Yesterday’s post about the effort to expose the “reasoning” behind Senate Bill 371 got me thinking about equal treatment and its notable absence from other brilliant proposals currently wending their way through Indiana’s legislative process. (As you may recall, SB 371 “protects” women who want prescriptions for abortion pills, and the proposed amendment would similarly have “protected” men wanting pills for erectile dysfunction.)

For example, what would a more balanced approach mean for the bill requiring drug testing of welfare recipients?

So far, the arguments against that measure have been boring–the typical logical, evidence-based objections that routinely fail to persuade our lawmakers. The Indiana Coalition for Human Services, for example, has pointed out that Florida implemented such a program and found it to be ineffective and costly (only 2% tested positive). Others have noted that the available tests are not well-suited for a “pass/fail” situation. Legislative Services estimates the first-year cost to be 1.2 million, much more than is likely to be saved. Etcetera.

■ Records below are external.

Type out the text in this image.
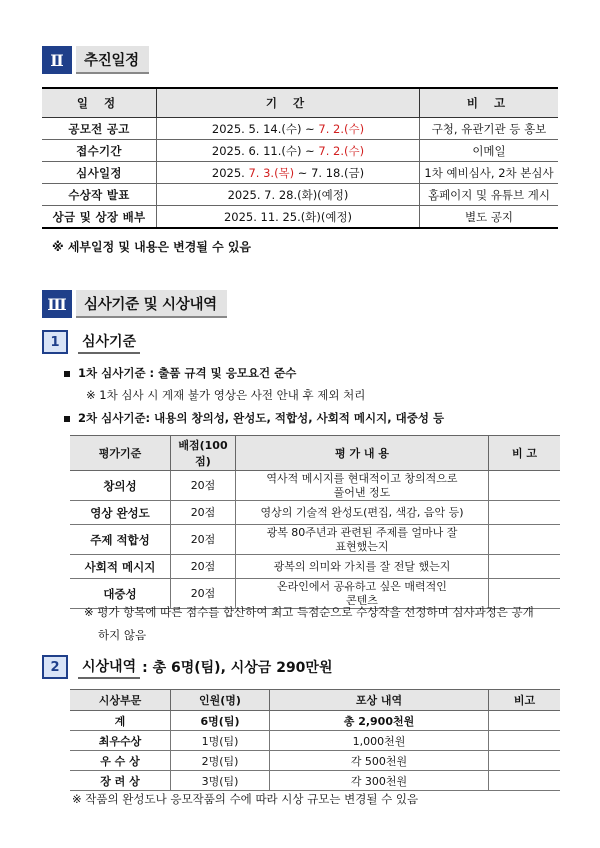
Ⅱ	추진일정
일 정	기 간	비 고
공모전 공고	2025. 5. 14.(수) ~ 7. 2.(수)	구청, 유관기관 등 홍보
접수기간	2025. 6. 11.(수) ~ 7. 2.(수)	이메일
심사일정	2025. 7. 3.(목) ~ 7. 18.(금)	1차 예비심사, 2차 본심사
수상작 발표	2025. 7. 28.(화)(예정)	홈페이지 및 유튜브 게시
상금 및 상장 배부	2025. 11. 25.(화)(예정)	별도 공지
※ 세부일정 및 내용은 변경될 수 있음
Ⅲ	심사기준 및 시상내역
1	심사기준
1차 심사기준 : 출품 규격 및 응모요건 준수
※ 1차 심사 시 게재 불가 영상은 사전 안내 후 제외 처리
2차 심사기준: 내용의 창의성, 완성도, 적합성, 사회적 메시지, 대중성 등
평가기준	배점(100점)	평 가 내 용	비 고
창의성	20점	역사적 메시지를 현대적이고 창의적으로
풀어낸 정도	

영상 완성도	20점	영상의 기술적 완성도(편집, 색감, 음악 등)	

주제 적합성	20점	광복 80주년과 관련된 주제를 얼마나 잘
표현했는지	

사회적 메시지	20점	광복의 의미와 가치를 잘 전달 했는지	

대중성	20점	온라인에서 공유하고 싶은 매력적인
콘텐츠	

※ 평가 항목에 따른 점수를 합산하여 최고 득점순으로 수상작을 선정하며 심사과정은 공개
하지 않음
2	시상내역 : 총 6명(팀), 시상금 290만원
시상부문	인원(명)	포상 내역	비고
계	6명(팀)	총 2,900천원	
최우수상	1명(팀)	1,000천원	
우 수 상	2명(팀)	각 500천원	
장 려 상	3명(팀)	각 300천원	
※ 작품의 완성도나 응모작품의 수에 따라 시상 규모는 변경될 수 있음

Wrong arguments! Logic has rarely prevailed at the Statehouse, and cost-effectiveness is not a concept embraced by our elected culture and class warriors.

So I say, pile on! Not only should TANF recipients be tested, so should all the other welfare moochers who are enriching themselves at taxpayers’ expense. Let’s start with corporate welfare, with the beneficiaries of crony capitalism–the coal-gasification boondoggle,the business enterprises that have persuaded lawmakers to grant them favorable tax treatment, the owners of sports teams we subsidize, and those like ACS that are making big bucks providing services like parking meters–taking a major chunk of the money that the city would otherwise have available for public purposes.

Perhaps we could require drug testing as a condition of getting an education voucher. And let’s not forget all the elected officials–10,400 of them, thanks to Indiana’s archaic township system–who are suckling at the public you-know-what. In fact, we should test everyone paid with tax dollars–teachers, police officers, firefighters, clerks in the City-County Building…Surely, those of us whose tax dollars pay their salaries are entitled to know whether our money is going to substance abusers.

Proponents of drug testing for welfare recipients justify that proposal by pointing to the expenditure of tax dollars. By that logic, we should test everyone we are supporting or enriching with public funds.

What’s sauce for the goose ought to be sauce for the gander.